Springtime in the garden always began when the pink azaleas started to bud. Dad would find them while checking the garden fence for rabbit tunnels and come inside with an armful of the tiny blossoms, ready to trim and slip into a Mason jar. The first year it happened, he came inside, his face flushed with excitement, a single pink bud the size of a fingernail pinned between his dirt-crusted fingers. Look, the azaleas are flowering, he told the both of us. Springtime.
In the summers, but mostly in the spring, in the heat of the day when the wind was heavy and sluggish, we used to go out to my father’s garden and sit on the red hammock and rock back and forth under the shade of the peach tree. He was always very proud of that peach tree, though it was young and had barely flowered; he had planted it three years before my older sister, his first child, left home. He had always been sad that she had not seen it flower or produce a single peach before she left, that she’d been absent when we finally peeled the first small peach and let its juice drip down our chins victoriously. My father dug out the garden, planned where the raised beds would go, and planted the peach tree with the intention of a pretty, ever-expanding little kingdom, because he wanted a place to watch green things grow, a place of peace and life, a place away from the perpetual motion of the ugly street nearby and the constant changing and leaving that came with having a family.

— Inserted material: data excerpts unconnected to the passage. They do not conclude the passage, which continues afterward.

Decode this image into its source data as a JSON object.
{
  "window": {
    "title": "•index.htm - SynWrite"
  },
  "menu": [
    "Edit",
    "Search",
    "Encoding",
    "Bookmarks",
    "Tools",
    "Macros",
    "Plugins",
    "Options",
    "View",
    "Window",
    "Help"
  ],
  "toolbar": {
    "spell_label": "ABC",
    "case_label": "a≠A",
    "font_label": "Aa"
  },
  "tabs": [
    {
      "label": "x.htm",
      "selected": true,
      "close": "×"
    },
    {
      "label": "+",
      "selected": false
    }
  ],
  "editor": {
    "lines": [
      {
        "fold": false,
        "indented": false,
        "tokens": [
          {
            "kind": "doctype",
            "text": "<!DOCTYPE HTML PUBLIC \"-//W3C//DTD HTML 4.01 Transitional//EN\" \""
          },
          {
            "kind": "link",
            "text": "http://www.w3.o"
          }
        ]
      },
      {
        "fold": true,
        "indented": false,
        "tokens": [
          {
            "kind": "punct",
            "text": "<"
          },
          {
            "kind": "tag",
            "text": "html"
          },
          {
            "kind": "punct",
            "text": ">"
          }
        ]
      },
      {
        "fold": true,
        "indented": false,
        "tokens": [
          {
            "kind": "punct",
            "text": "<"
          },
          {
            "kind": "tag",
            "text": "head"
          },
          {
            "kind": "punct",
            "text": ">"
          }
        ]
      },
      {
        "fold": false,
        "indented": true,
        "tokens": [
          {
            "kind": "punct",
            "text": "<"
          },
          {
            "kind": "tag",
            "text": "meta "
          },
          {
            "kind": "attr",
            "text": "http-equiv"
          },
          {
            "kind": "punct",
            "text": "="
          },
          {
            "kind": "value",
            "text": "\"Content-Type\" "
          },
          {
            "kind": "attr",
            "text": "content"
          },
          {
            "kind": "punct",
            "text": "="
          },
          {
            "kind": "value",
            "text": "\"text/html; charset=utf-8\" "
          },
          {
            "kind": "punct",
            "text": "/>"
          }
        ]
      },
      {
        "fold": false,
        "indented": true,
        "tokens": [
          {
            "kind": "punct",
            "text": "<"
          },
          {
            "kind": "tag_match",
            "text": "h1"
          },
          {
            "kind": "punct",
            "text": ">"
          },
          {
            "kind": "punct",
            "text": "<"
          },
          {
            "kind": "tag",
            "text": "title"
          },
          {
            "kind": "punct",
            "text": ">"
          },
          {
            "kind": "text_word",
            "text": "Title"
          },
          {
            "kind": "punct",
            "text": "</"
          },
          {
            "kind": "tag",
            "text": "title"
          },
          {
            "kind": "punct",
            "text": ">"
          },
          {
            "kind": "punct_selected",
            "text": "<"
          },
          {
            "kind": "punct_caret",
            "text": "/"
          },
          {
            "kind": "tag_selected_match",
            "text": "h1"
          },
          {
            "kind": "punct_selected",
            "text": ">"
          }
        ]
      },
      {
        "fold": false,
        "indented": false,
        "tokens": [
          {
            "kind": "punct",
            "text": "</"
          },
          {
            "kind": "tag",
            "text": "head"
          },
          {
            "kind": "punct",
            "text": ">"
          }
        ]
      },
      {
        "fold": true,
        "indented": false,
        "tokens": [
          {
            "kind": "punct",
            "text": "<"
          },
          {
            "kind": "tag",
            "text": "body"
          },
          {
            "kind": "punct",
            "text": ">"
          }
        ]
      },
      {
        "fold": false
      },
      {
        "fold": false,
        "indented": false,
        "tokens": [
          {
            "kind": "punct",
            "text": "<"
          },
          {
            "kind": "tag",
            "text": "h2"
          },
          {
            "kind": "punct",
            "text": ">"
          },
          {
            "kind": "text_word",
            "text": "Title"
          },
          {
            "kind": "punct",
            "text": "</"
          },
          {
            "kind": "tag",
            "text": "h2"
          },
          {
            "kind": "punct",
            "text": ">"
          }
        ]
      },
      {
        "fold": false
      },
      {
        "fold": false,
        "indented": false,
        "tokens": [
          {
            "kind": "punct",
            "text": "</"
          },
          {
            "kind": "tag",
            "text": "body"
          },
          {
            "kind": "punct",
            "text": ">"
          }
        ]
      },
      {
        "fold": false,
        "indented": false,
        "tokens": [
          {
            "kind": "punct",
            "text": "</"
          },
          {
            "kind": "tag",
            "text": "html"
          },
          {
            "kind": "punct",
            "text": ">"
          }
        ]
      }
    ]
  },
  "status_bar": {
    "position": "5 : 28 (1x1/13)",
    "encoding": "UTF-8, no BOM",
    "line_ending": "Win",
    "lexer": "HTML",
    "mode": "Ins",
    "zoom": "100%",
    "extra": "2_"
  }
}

Because it was so young, the peach tree barely put out any shade, and only covered about half of the red, threadbare hammock, and that was the half we always fought over. When we brought more friends we made them sit in the branches or lean against the rough bark or on the splintery edges of the wooden raised beds, instead of making space for them on our hammock; it was the way the garden was run, how our friendships flowered, and no one minded, not even those who got splinters or fell out of the tree branches. In the spring, when the cherry tomatoes began to green and the peach tree to draw itself up in readiness, we would go out there and swing back and forth in the hammock, reciting poetry or trying to shush the other so we could write a line of our own. It was always such a pleasure to write our own lines; there was something in the wind and in the ripple of the lush leaves above us, in the words of the books lying on the dirt beneath our swinging bodies, and it filled us up; we had the world at our fingertips, the sun itself and the earth it shone upon was all ours.
My father grew many things in his garden, as well as the peach tree and cherry tomatoes. Weeks before my mother died he dug a pond for goldfish, so my youngest sister could toddle out in the backyard and lean against the stones and watch the little gold flickers in the clear, moss-tipped water. He grew also a couple potatoes each year as well as carrots, just so he could tell the stories of growing pains and thieving rabbits and squirrels that came with growing root vegetables. There were always big beds of sunflowers and chocolate mint, some corners of beds devoted to peonies and poppies so we could wear them on Poppy Day, little tendrils of malabar spinach and shallots and basil that grew tall on the trellises originally intended for white roses, and sometimes he planted rosemary, lavender, and azurea when we had a nice warm February that promised a good summer for them. He grew a bed of asparagus fern too, a plant so prickly that you liked to break off pieces when I wasn’t looking and then slip them down my shirt.